損が出ているからといって、車両売却損 ¥1,000,000を課税仕入れとして計上してはいけません。
また、車両Cの下取り価格と車両Dの購入価格の差額 ¥2,000,000を課税仕入れとして計上してもいけません。
(この場合、車両Dの購入価格 ¥3,000,000は原則として課税仕入れに該当します。)
話がそれますが、車両はよく買い替えが行われますが、旧車両の下取りと、新車両の購入は分けて処理することに注意しましょう。下取りがある場合の車両の実際の注文書などは、下取り価格を含めて一枚の注文書になっていることがあります。下取り価格を相殺した実際の支払価格で新車両のみを固定資産として計上しないように注意が必要です。
3.固定資産の売却でも、土地の売却は非課税
固定資産の売却には、建物や、構築物、器具備品、車両などがありますが、土地を売却した場合は当該土地の譲渡価格は非課税売上に該当します。
誤って課税売上に計上しないように注意しましょう。
4.簡易課税制度の適用がある場合
消費税の簡易課税制度の適用がある場合の固定資産売却収入は、第四種事業(みなし仕入率60%)に該当します。
譲渡先が事業者だからといって第一種事業(卸売業:みなし仕入率90%)に計上することや、譲渡先が一般消費者だからといって第二種事業(小売業:みなし仕入率80%)に計上することはできませんので注意しましょう。
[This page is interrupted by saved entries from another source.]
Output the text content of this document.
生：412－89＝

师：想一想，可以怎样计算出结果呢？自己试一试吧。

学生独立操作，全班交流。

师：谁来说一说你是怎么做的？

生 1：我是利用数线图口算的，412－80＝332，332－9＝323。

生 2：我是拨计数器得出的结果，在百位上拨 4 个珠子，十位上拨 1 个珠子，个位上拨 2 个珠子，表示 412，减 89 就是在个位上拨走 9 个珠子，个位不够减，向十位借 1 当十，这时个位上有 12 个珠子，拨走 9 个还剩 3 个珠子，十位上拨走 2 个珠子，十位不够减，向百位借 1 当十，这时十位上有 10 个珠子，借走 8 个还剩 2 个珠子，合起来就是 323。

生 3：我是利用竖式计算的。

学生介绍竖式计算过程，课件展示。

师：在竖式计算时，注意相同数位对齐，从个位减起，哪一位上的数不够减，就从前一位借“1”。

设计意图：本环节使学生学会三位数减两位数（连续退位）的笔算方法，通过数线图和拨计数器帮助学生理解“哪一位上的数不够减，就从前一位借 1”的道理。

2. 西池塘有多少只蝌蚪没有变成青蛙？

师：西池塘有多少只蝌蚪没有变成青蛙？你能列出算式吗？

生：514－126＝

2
これらの処理は、あくまで棚卸資産を譲渡した場合です。
固定資産は本来、あくまで自己で使用するために購入するものであり、売却して利益を得ることを目的としていないものであることから、その他の事業である第四種事業に該当します。
<編集後記>
今週は毎日お客様を訪問予定です。
ずいぶん暖かくなってきました。今日はとても良い天気で暖かかったのですが、風が強くて花粉が。。。
長男は今日が幼稚園の終業式で、明日から春休みです。4月から年中になります。あっという間です。